Une gifle cuisante s’abat sur la joue de Raphaël, les larmes coulent au fond de son cœur. Il mâche, déglutit péniblement. Un œil sur la pendule, dans dix minutes il sera hors d’atteinte. Dans son lit. Demain, il rentre au CM1. Il est allé regarder les listes, la chance est de son côté, il reste dans la classe de Capucine. Sa maîtresse est une princesse assise en amazone sur une licorne. Lentement, elle descend de sa monture et lui dépose un baiser sur la joue. Capucine est si belle, mais pas autant que sa maman. D’ailleurs, elle ne ressemble pas à maman. Personne ne lui ressemblera jamais. Elle creuse comme elle de jolies fossettes pour éclairer ses yeux rieurs les rares fois où elle l’embrasse. Capucine dépose les baisers comme Maman. Un bisou sniffeur, le baiser qui respire, qui hume qui aime. Mais maman est maman.

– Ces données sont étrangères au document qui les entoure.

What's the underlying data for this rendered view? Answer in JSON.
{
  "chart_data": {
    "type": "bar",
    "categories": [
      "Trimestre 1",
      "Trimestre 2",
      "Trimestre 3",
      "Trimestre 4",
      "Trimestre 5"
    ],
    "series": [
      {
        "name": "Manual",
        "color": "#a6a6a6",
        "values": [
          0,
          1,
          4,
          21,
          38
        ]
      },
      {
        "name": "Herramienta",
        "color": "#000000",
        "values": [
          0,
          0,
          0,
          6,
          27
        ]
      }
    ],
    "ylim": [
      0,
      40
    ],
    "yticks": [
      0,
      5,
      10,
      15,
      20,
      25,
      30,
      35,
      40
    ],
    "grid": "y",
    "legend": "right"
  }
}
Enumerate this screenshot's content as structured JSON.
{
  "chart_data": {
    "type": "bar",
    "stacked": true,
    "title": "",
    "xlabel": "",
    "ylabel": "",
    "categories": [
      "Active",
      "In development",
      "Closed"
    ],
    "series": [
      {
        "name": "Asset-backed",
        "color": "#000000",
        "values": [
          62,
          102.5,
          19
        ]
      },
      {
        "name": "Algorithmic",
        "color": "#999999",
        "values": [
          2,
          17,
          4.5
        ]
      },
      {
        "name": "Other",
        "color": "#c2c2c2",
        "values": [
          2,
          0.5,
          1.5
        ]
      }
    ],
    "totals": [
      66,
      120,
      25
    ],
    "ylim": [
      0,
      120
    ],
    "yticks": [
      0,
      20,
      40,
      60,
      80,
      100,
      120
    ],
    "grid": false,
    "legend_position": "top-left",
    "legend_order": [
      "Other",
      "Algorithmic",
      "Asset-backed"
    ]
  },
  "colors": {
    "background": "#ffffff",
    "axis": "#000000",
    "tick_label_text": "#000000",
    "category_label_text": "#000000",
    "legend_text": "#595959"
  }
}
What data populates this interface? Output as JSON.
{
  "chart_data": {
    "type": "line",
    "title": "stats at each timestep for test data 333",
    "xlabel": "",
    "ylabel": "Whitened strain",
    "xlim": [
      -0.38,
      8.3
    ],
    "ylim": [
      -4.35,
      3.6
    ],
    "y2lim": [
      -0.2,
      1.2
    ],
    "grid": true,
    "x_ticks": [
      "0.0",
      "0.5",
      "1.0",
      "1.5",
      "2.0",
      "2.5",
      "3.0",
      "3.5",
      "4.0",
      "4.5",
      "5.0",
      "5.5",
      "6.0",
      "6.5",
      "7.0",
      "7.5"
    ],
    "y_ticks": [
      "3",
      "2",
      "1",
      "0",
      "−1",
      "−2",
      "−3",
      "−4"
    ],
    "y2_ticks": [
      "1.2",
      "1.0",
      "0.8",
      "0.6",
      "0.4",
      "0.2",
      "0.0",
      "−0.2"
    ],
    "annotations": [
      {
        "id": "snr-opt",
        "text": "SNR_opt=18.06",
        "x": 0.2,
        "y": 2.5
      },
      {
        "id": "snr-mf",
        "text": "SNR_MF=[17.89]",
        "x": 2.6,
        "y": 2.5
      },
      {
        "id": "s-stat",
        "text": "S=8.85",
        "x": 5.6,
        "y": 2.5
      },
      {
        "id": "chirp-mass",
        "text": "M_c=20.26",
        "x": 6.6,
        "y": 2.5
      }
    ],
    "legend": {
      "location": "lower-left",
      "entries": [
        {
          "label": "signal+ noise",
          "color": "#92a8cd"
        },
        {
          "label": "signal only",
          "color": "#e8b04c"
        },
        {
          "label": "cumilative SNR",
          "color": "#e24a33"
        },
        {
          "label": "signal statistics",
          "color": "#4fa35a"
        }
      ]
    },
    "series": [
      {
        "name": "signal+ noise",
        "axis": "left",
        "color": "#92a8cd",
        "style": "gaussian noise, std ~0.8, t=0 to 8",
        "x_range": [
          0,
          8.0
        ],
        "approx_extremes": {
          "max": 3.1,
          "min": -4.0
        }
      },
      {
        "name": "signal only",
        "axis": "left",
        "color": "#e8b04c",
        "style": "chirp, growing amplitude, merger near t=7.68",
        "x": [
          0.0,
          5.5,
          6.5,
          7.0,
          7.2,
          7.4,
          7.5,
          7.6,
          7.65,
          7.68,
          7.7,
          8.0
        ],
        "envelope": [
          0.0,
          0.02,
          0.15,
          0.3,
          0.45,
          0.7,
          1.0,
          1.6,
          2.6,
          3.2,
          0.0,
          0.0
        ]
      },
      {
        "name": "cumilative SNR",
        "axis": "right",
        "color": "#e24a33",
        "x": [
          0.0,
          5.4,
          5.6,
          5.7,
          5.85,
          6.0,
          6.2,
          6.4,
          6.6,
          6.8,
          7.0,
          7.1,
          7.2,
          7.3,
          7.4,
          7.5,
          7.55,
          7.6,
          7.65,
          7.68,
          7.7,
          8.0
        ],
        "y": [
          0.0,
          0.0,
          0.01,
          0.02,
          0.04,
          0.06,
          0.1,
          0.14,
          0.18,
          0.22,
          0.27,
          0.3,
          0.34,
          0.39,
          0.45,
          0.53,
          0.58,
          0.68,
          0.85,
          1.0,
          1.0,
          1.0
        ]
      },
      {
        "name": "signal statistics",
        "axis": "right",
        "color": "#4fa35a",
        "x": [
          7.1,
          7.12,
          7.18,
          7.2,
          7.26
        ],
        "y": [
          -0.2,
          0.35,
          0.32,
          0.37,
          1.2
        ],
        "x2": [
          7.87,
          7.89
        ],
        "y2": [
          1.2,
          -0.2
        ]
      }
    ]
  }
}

Capucine est ravie. Raphaël sera son élève. Elle a fait des pieds et des mains pour le garder cette année. Ce gamin est un modèle, trop peut-être, insuffisamment remuant pour un enfant de son âge, un hyper taciturne. Il échange parfois quelques mots, ne refuse pas le dialogue, répond avec parcimonie quand on le questionne. Le minimum. Raphaël est à l’image de son père. D’ailleurs, ils n’ont pas parlé une seule fois avec Capucine l’an dernier. Une énigme.
Marc Sainte Baume dépose son fils tous les matins, le laisse sans y penser, comme un jeu de clés dans un vide-poche. Pas même une rapide caresse sur le haut du crâne, jamais une parole pour Capucine. Il n’était pas plus bavard avant la disparition de sa femme. Misogyne ou dégouté de l’école dans sa jeunesse, voire les deux. Capucine hésite.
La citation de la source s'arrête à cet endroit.